Damit ihm so etwas nicht wieder passiert, ist Riedl sehr kreativ. So
startete er eine Initiative, um an neue Spieler zu gelangen, die in
politisch weniger brisanten Gegenden leben. Unter anderem ließ er im
deutschen Kicker Anzeigen schalten, in denen palästinensische Spieler
aufgefordert wurden, sich zu melden.

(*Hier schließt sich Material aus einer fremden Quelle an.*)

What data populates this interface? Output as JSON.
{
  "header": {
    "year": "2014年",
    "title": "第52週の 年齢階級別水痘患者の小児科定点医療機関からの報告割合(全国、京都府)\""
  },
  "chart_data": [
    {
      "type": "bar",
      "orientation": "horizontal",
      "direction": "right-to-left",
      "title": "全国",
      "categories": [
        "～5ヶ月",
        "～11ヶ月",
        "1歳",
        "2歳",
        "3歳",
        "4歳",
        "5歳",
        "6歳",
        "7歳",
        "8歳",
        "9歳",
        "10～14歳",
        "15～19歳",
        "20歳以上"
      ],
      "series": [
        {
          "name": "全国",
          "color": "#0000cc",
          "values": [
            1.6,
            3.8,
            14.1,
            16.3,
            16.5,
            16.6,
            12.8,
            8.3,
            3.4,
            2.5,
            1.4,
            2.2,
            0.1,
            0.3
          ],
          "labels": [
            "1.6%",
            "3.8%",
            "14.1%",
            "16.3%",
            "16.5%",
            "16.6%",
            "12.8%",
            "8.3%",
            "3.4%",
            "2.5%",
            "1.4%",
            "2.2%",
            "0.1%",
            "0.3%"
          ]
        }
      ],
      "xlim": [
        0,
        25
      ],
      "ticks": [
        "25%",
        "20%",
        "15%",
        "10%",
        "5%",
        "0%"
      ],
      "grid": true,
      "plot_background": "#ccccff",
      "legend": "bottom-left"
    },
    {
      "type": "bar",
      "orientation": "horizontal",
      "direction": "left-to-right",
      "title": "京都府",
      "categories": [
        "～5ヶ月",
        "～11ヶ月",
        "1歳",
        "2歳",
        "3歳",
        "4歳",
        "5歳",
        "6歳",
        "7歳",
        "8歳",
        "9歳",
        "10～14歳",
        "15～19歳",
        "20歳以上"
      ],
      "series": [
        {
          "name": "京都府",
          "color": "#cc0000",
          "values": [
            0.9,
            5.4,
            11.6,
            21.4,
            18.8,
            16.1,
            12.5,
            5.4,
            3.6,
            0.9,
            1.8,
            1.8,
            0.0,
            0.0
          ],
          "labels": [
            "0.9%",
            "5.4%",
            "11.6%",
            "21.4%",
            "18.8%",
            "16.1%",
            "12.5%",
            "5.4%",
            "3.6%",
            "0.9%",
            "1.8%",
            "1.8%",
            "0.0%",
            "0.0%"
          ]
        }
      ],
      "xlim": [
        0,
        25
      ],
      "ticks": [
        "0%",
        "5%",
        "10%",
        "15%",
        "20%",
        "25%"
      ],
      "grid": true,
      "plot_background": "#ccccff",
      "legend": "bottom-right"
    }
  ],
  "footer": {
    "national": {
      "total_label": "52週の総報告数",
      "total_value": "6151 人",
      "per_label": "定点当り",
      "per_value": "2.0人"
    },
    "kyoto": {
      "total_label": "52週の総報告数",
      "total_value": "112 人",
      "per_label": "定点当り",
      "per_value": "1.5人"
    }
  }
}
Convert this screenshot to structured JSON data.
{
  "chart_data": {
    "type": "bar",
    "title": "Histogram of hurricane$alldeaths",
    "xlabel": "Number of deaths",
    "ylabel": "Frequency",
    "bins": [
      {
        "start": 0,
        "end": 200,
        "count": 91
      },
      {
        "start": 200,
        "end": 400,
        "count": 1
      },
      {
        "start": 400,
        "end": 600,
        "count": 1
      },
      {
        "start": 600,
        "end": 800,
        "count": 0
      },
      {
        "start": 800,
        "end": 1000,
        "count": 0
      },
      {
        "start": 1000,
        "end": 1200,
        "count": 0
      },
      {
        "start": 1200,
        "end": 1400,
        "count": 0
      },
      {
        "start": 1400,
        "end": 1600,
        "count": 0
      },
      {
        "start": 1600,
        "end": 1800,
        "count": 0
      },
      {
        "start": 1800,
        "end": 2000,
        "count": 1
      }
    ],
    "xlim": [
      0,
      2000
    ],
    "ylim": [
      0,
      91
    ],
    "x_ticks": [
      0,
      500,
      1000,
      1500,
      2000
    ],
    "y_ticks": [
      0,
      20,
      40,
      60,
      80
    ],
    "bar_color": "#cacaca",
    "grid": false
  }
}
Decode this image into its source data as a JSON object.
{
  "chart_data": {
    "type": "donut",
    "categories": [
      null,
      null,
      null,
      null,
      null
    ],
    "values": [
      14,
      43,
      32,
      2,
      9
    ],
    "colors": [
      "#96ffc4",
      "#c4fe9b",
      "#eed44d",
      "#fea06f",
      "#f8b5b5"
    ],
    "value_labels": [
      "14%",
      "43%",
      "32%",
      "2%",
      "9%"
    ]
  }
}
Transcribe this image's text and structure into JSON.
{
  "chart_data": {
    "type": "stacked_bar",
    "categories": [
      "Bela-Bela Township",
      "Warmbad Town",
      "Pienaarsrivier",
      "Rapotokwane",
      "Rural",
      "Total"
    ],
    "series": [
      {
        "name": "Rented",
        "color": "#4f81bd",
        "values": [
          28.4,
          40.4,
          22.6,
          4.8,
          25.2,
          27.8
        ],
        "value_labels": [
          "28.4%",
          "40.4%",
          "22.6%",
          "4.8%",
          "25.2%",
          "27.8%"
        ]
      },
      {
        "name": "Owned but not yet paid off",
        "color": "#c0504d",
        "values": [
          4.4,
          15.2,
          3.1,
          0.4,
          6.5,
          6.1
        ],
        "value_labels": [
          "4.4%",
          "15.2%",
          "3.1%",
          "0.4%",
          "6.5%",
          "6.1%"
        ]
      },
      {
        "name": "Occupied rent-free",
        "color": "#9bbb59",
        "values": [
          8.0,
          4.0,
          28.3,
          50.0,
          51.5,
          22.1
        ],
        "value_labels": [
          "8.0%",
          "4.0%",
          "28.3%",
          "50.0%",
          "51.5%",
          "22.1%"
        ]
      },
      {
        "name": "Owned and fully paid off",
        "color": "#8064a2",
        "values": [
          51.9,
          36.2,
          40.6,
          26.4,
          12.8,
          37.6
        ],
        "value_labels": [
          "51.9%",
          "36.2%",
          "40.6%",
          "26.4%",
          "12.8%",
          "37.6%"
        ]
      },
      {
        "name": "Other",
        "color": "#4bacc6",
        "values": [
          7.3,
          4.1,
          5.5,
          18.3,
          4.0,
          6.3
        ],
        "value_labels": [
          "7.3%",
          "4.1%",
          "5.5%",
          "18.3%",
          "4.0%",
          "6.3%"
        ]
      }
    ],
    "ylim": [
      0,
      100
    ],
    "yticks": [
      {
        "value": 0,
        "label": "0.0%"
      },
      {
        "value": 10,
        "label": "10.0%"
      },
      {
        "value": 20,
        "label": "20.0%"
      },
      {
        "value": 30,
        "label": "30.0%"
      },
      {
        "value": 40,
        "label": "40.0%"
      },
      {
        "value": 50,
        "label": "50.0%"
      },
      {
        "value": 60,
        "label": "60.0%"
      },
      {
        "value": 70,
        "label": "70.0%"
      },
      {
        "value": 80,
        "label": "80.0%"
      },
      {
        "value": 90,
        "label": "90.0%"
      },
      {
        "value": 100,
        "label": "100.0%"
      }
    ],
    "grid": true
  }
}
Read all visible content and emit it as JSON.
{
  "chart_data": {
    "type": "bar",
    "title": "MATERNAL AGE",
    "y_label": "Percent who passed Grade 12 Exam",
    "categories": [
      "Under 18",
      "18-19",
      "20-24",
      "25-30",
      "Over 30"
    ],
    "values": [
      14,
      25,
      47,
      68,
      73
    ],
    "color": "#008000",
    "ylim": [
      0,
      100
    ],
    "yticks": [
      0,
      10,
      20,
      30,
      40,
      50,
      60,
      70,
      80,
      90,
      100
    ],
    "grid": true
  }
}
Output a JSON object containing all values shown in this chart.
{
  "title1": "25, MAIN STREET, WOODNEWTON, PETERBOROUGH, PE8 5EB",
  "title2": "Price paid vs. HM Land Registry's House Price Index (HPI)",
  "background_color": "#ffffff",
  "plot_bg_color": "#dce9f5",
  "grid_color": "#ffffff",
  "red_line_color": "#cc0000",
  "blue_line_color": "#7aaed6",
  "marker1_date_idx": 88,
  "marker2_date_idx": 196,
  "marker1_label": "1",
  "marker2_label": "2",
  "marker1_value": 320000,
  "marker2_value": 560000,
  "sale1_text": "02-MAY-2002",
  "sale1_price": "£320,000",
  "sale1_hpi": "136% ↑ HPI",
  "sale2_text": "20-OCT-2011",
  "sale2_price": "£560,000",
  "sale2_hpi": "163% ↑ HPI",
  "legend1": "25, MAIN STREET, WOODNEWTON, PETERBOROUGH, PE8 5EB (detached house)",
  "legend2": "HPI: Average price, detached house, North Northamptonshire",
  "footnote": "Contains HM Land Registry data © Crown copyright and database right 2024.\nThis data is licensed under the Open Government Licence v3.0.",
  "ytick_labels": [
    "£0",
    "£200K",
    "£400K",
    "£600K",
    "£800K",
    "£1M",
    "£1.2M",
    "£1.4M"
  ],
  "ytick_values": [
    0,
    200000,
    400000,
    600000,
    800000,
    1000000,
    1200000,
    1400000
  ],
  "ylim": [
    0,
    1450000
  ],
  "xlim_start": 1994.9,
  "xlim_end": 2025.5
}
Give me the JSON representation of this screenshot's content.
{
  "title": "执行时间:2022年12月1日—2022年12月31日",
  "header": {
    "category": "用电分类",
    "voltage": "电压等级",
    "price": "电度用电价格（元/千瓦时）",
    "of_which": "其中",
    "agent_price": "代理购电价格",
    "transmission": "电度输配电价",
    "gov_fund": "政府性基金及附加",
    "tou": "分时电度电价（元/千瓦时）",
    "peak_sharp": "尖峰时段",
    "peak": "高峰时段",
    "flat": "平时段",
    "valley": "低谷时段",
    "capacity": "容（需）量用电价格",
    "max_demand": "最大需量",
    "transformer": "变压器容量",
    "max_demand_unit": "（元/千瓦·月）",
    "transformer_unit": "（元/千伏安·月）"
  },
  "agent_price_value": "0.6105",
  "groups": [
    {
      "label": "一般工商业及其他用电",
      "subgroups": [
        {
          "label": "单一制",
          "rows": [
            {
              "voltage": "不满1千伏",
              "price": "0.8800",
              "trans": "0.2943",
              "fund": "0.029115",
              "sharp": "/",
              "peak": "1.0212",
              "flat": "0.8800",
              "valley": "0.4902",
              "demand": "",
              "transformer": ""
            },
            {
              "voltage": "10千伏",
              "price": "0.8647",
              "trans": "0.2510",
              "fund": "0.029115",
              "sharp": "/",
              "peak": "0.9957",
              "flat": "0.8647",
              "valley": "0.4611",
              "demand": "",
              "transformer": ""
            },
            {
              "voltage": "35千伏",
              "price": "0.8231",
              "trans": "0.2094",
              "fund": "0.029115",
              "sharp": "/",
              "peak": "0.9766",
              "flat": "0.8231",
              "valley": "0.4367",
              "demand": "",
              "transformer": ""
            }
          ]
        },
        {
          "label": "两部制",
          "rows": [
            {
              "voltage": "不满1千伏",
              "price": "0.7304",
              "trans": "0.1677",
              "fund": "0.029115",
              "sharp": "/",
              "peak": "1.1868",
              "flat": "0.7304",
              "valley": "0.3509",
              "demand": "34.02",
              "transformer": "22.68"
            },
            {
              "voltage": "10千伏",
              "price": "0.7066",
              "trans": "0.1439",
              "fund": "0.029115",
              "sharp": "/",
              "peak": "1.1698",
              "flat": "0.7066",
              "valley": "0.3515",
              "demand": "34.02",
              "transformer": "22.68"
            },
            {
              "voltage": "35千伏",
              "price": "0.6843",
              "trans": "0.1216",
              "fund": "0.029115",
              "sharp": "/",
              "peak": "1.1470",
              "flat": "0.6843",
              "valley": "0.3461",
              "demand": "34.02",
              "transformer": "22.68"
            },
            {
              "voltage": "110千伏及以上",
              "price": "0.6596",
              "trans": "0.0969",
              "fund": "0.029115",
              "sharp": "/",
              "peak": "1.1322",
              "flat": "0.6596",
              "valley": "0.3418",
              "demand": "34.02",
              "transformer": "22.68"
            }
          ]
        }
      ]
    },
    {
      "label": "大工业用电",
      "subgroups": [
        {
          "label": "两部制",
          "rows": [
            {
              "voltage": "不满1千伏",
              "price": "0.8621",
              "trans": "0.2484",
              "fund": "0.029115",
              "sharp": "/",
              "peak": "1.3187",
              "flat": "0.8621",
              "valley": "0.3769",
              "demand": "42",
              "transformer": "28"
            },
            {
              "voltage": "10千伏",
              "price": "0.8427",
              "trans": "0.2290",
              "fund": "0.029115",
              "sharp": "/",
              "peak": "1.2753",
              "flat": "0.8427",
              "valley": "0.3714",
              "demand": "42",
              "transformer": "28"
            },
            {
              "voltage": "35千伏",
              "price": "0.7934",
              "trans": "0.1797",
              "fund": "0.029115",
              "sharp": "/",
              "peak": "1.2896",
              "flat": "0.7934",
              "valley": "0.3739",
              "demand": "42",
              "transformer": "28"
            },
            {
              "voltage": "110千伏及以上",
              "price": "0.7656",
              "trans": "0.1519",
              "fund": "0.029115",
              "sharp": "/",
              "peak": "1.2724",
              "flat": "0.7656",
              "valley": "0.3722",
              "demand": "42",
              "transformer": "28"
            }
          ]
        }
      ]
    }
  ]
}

Die PFA beschloss, dass ein Spieler
"entweder ein Bürger Palästinas sein muss oder eine Verbindung zu Palästina
durch ein Eltern- oder Großelternteil haben muss". Das erinnert an die
erfolgreiche Art, wie in den achtziger und neunziger Jahren Jack Charlton
das irische Nationalteam zusammenstellte.
Die PFA hat noch festgelegt, dass ein Spieler, der sich für das
palästinensische Team meldet, in dem Land, in dem er lebt, in einer Erst-
oder Zweitligamannschaft spielen muss. Der letzte Punkt war Riedl wichtig,
denn seine erste Suchaktion war nicht nur erfolgreich. "Ich hatte einen
Jungen, der mir aus Schweden eine E-Mail geschickt hatte", sagt Riedl,
"darin schrieb er mir, dass er der Star seines Teams ist und dass ihn in
Schweden jeder kennt. Ich fand dann heraus, dass er 16 ist."
Die Karriere des jungen Mannes wird also weiterhin in den Niederungen des
schwedischen Jugendfußballs vorbereitet werden müssen, nicht in den
Qualifikationsspielen zur WM 2006. Zwar verlor Palästina jüngst gegen
Usbekistan mit 0:3, aber immerhin Taiwan liegt Riedls Mannschaft. Und am 17.
November geht’s wieder gegen den Irak.